In large parts of North Africa there is a critical water shortage, which is increasingly exacerbated by ongoing developments. In Egypt in particular, economic development, agricultural growth and urbanisation are worsening the situation. In order to meet growing water demand, groundwater resources are increasingly being used, which in some areas leads to overexploitation and salinization. The discrepancy between increasing water demand and limited water resources makes unconventional water supply concepts and the treatment of wastewater for reuse essential to the sustainable development of the region.
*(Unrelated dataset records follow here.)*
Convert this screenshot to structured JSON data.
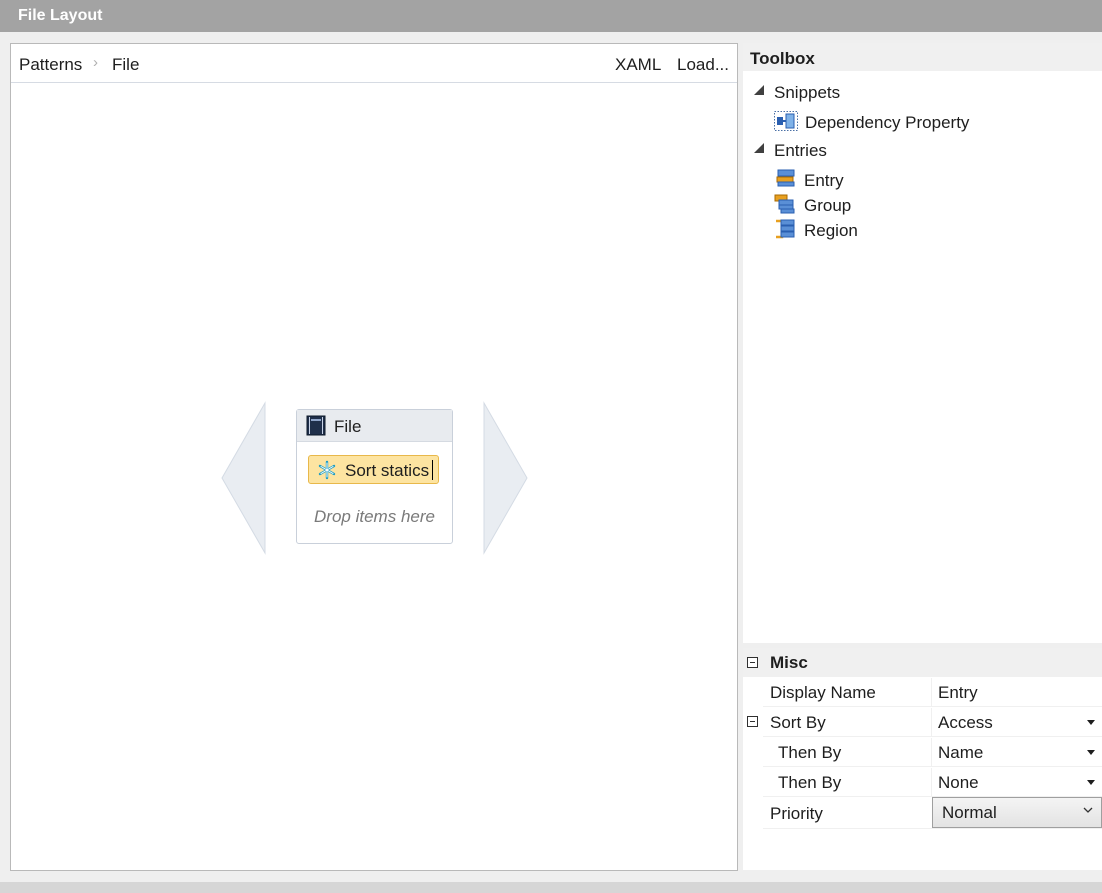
{
  "window": {
    "title": "File Layout"
  },
  "designer": {
    "breadcrumb": [
      "Patterns",
      "File"
    ],
    "actions": {
      "xaml": "XAML",
      "load": "Load..."
    },
    "file_node": {
      "title": "File",
      "entry_label": "Sort statics",
      "drop_hint": "Drop items here"
    }
  },
  "toolbox": {
    "title": "Toolbox",
    "groups": [
      {
        "label": "Snippets",
        "items": [
          {
            "label": "Dependency Property",
            "icon": "dependency-property-icon"
          }
        ]
      },
      {
        "label": "Entries",
        "items": [
          {
            "label": "Entry",
            "icon": "entry-icon"
          },
          {
            "label": "Group",
            "icon": "group-icon"
          },
          {
            "label": "Region",
            "icon": "region-icon"
          }
        ]
      }
    ]
  },
  "properties": {
    "category": "Misc",
    "rows": [
      {
        "name": "Display Name",
        "value": "Entry"
      },
      {
        "name": "Sort By",
        "value": "Access"
      },
      {
        "name": "Then By",
        "value": "Name"
      },
      {
        "name": "Then By",
        "value": "None"
      },
      {
        "name": "Priority",
        "value": "Normal"
      }
    ]
  },
  "colors": {
    "title_bar": "#a3a3a3",
    "entry_highlight": "#fde4a1",
    "entry_border": "#e8b84a",
    "node_header": "#e8ebef",
    "icon_blue": "#2a5fb0",
    "icon_orange": "#e8a020"
  }
}
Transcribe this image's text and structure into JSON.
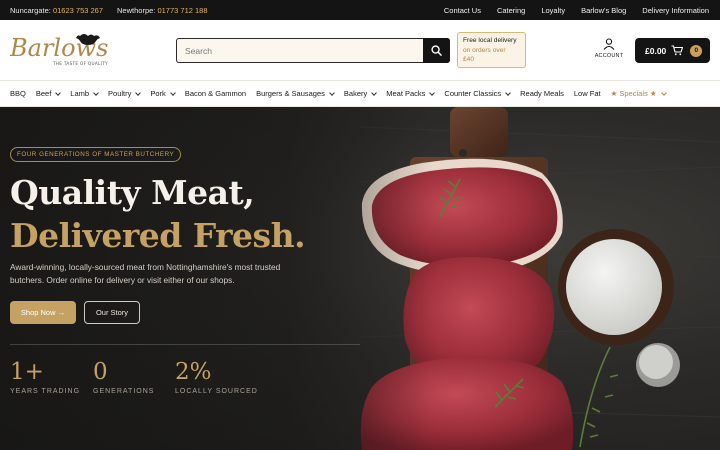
{
  "topbar": {
    "nuncargate_label": "Nuncargate:",
    "nuncargate_phone": "01623 753 267",
    "newthorpe_label": "Newthorpe:",
    "newthorpe_phone": "01773 712 188",
    "links": [
      "Contact Us",
      "Catering",
      "Loyalty",
      "Barlow's Blog",
      "Delivery Information"
    ]
  },
  "brand": {
    "name": "Barlows",
    "tagline": "THE TASTE OF QUALITY",
    "gold": "#c6a164",
    "dark": "#141414"
  },
  "search": {
    "placeholder": "Search",
    "icon": "search-icon"
  },
  "delivery_promo": {
    "line1": "Free local delivery",
    "line2": "on orders over",
    "line3": "£40"
  },
  "account": {
    "label": "ACCOUNT",
    "icon": "user-icon"
  },
  "cart": {
    "total": "£0.00",
    "count": "0",
    "icon": "cart-icon"
  },
  "nav": [
    {
      "label": "BBQ",
      "dropdown": false
    },
    {
      "label": "Beef",
      "dropdown": true
    },
    {
      "label": "Lamb",
      "dropdown": true
    },
    {
      "label": "Poultry",
      "dropdown": true
    },
    {
      "label": "Pork",
      "dropdown": true
    },
    {
      "label": "Bacon & Gammon",
      "dropdown": false
    },
    {
      "label": "Burgers & Sausages",
      "dropdown": true
    },
    {
      "label": "Bakery",
      "dropdown": true
    },
    {
      "label": "Meat Packs",
      "dropdown": true
    },
    {
      "label": "Counter Classics",
      "dropdown": true
    },
    {
      "label": "Ready Meals",
      "dropdown": false
    },
    {
      "label": "Low Fat",
      "dropdown": false
    },
    {
      "label": "★ Specials ★",
      "dropdown": true
    }
  ],
  "hero": {
    "badge": "FOUR GENERATIONS OF MASTER BUTCHERY",
    "headline_1": "Quality Meat,",
    "headline_2": "Delivered Fresh.",
    "lead": "Award-winning, locally-sourced meat from Nottinghamshire's most trusted butchers. Order online for delivery or visit either of our shops.",
    "primary_cta": "Shop Now →",
    "secondary_cta": "Our Story",
    "stats": [
      {
        "value": "1+",
        "label": "YEARS TRADING"
      },
      {
        "value": "0",
        "label": "GENERATIONS"
      },
      {
        "value": "2%",
        "label": "LOCALLY SOURCED"
      }
    ]
  }
}
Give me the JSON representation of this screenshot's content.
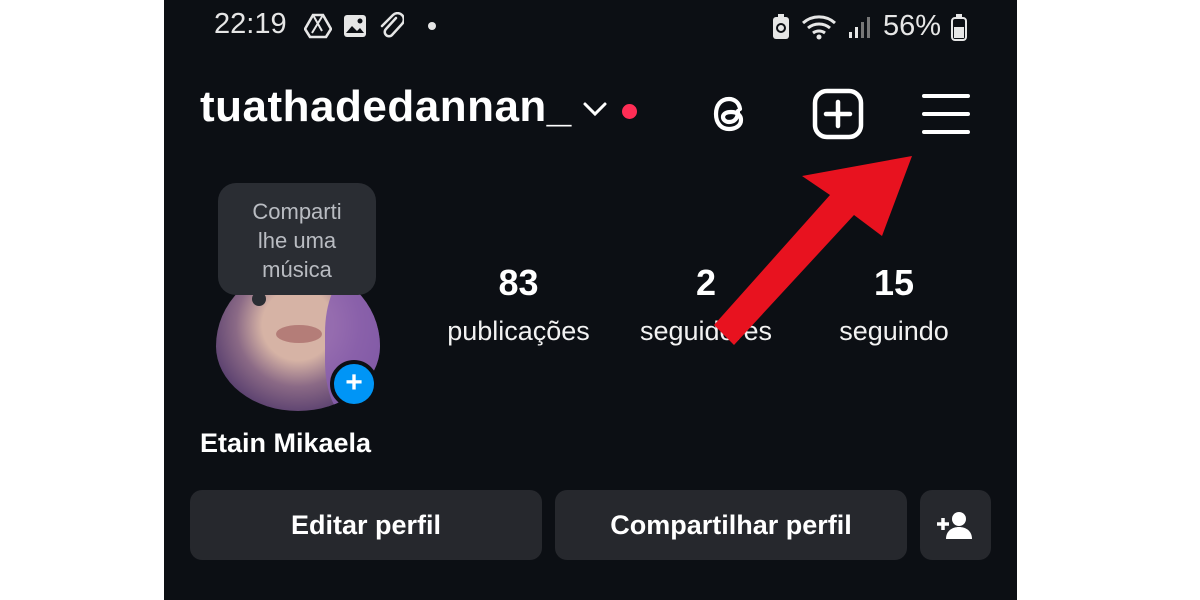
{
  "status_bar": {
    "time": "22:19",
    "battery": "56%"
  },
  "profile": {
    "username": "tuathadedannan_",
    "display_name": "Etain Mikaela",
    "note_tooltip": {
      "line1": "Comparti",
      "line2": "lhe uma",
      "line3": "música"
    }
  },
  "stats": [
    {
      "value": "83",
      "label": "publicações"
    },
    {
      "value": "2",
      "label": "seguidores"
    },
    {
      "value": "15",
      "label": "seguindo"
    }
  ],
  "buttons": {
    "edit": "Editar perfil",
    "share": "Compartilhar perfil"
  },
  "icons": {
    "threads": "threads-icon",
    "create": "plus-square-icon",
    "menu": "hamburger-menu-icon",
    "add_person": "add-person-icon",
    "annotation": "red-arrow-icon"
  },
  "colors": {
    "background": "#0c0f14",
    "button": "#26282d",
    "accent_blue": "#0095f6",
    "notification": "#ff2d55",
    "annotation_arrow": "#e8121f"
  }
}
The project FEMAR – FEmale scientists for the use of reclaimed water through Managed Aquifer Recharge in North Africa explored the potential of an intelligent, artificial groundwater recharge system to contribute to sustainable water resource management in Egypt and other North African countries. The definition phase laid the first basis for the implementation of a managed aquifer recharge (MAR) pilot system in Egypt. With the help of a MAR pilot system, FEMAR aims to demonstrate the feasibility of unconventional, near-natural water management concepts and increase the acceptance towards the application of MAR as well as water reuse. To ensure sustainability and transferability of generated project results, decision-makers will be involved at an early stage in the main project phase and recommendations for a suitable legal framework for MAR will be formulated, for which the definition phase initiated the first steps, including the expansion of local networks. The promotion of an appropriate legal framework aims to foster innovation in groundwater management and to initiate replication and upscaling projects. In the planning and implementation of FEMAR, including the recently completed definition phase and the upcoming main project phase, the active participation of women scientists and the support of women in the water sector are a priority. Women scientists coordinate the project on the Egyptian and German side, and women in stakeholder groups are specifically involved and sensitised to strengthen their role in public decision-making processes.
During the six-month definition phase of FEMAR, adelphi led the organisation and content-related preparation of the main project phase. Among other things, the project team intensified the cooperation in Egypt and other North African countries and expanding the consortium by networking with local actors from research, industry and politics. Strong local networks and the cooperation with those directly affected will made it possible to adapt the project results to local needs, including a pre-feasibility study for the construction of a MAR pilot plant and the development of a project concept for the main phase. Here, adelphi built on experience acquired in the SUBSOL and the SMART Control projects, which explored the hydrogeological, political and economic framework conditions for the implementation of MAR solutions at selected sites in South America, Europe and Asia.